The drugmakers who’ve partnered up on combination therapies--and there are many permutations among Big Pharma companies and smaller biotech players--will have to somehow price their meds to make combinations affordable. That could require some touchy negotiations.

Meanwhile, companies that manage to own all the ingredients of a particular cocktail could have a pricing advantage, AstraZeneca’s search and evaluation director in oncology Chris Sheldon said. But as he pointed out, one company isn’t likely to be at the cutting edge in every one of the many approaches to cancer immunotherapies.

AbbVie’s Neils Emmerich agreed that the best drug combos are likely to come out of clinical collaborations. Companies would have more freedom “if they own … two or more assets in a package compared with owning one,” said Emmerich, who heads up search and evaluation in oncology at AbbVie worldwide. Owning the package would allow them to work out pricing and reimbursement on their own.

“But in the end, it comes down to what are the most promising combinations, where 1 plus 1 is significantly greater than 2,” he said.

In the end, it all comes down to value, the panelists agreed. If these therapies and combination cocktails really deliver the goods, then payers are likely to cover them. And these immuno-oncology treatments do deliver more value than older therapies, said Carl Decicco, who heads up discovery at Bristol-Myers.

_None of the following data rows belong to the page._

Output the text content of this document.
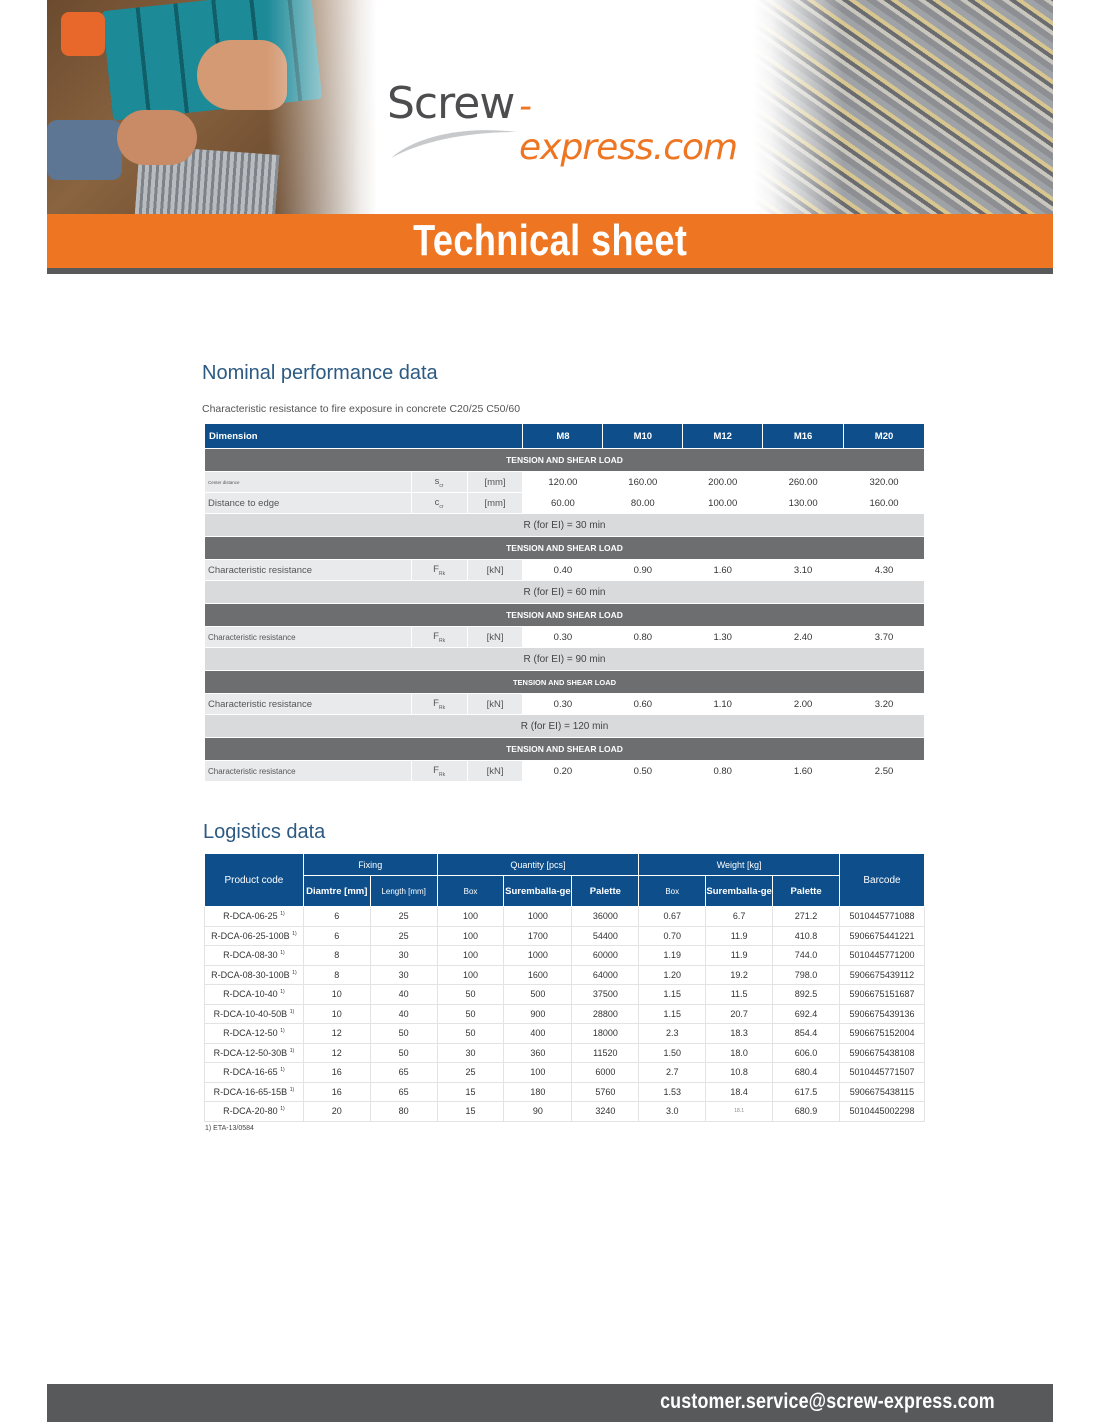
Screw -express.com
Technical sheet
Nominal performance data
Characteristic resistance to fire exposure in concrete C20/25 C50/60
Dimension			M8	M10	M12	M16	M20
TENSION AND SHEAR LOAD							
Center distance	$s_{cr}$	[mm]	120.00	160.00	200.00	260.00	320.00
Distance to edge	$c_{cr}$	[mm]	60.00	80.00	100.00	130.00	160.00
R (for EI) = 30 min							
TENSION AND SHEAR LOAD							
Characteristic resistance	$F_{Rk}$	[kN]	0.40	0.90	1.60	3.10	4.30
R (for EI) = 60 min							
TENSION AND SHEAR LOAD							
Characteristic resistance	$F_{Rk}$	[kN]	0.30	0.80	1.30	2.40	3.70
R (for EI) = 90 min							
TENSION AND SHEAR LOAD							
Characteristic resistance	$F_{Rk}$	[kN]	0.30	0.60	1.10	2.00	3.20
R (for EI) = 120 min							
TENSION AND SHEAR LOAD							
Characteristic resistance	$F_{Rk}$	[kN]	0.20	0.50	0.80	1.60	2.50
Logistics data
Product code	Fixing		Quantity [pcs]			Weight [kg]			Barcode
	Diamtre [mm]	Length [mm]	Box	Suremballa-ge	Palette	Box	Suremballa-ge	Palette	
R-DCA-06-25 $^{1)}$	6	25	100	1000	36000	0.67	6.7	271.2	5010445771088
R-DCA-06-25-100B $^{1)}$	6	25	100	1700	54400	0.70	11.9	410.8	5906675441221
R-DCA-08-30 $^{1)}$	8	30	100	1000	60000	1.19	11.9	744.0	5010445771200
R-DCA-08-30-100B $^{1)}$	8	30	100	1600	64000	1.20	19.2	798.0	5906675439112
R-DCA-10-40 $^{1)}$	10	40	50	500	37500	1.15	11.5	892.5	5906675151687
R-DCA-10-40-50B $^{1)}$	10	40	50	900	28800	1.15	20.7	692.4	5906675439136
R-DCA-12-50 $^{1)}$	12	50	50	400	18000	2.3	18.3	854.4	5906675152004
R-DCA-12-50-30B $^{1)}$	12	50	30	360	11520	1.50	18.0	606.0	5906675438108
R-DCA-16-65 $^{1)}$	16	65	25	100	6000	2.7	10.8	680.4	5010445771507
R-DCA-16-65-15B $^{1)}$	16	65	15	180	5760	1.53	18.4	617.5	5906675438115
R-DCA-20-80 $^{1)}$	20	80	15	90	3240	3.0	18.1	680.9	5010445002298
1) ETA-13/0584
customer.service@screw-express.com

“You have very, very durable responses among people who respond,” Decicco said. “These things are not two months more of life after a tough run of chemo. They’re drugs with very little in side effects and people do respond.”

Even better, said Decicco, would be finding markers to flag the best options for each individual patient. That way, doctors could “zero in on who will respond, and reimbursement could be appropriate.”

The key is results, said Juno Therapeutics and Chief Scientific Officer Hyam Levitsky. “If we set the bar high enough, at the level of long-term disease-free survival if not a cure, the market will bear the cost of doing that.”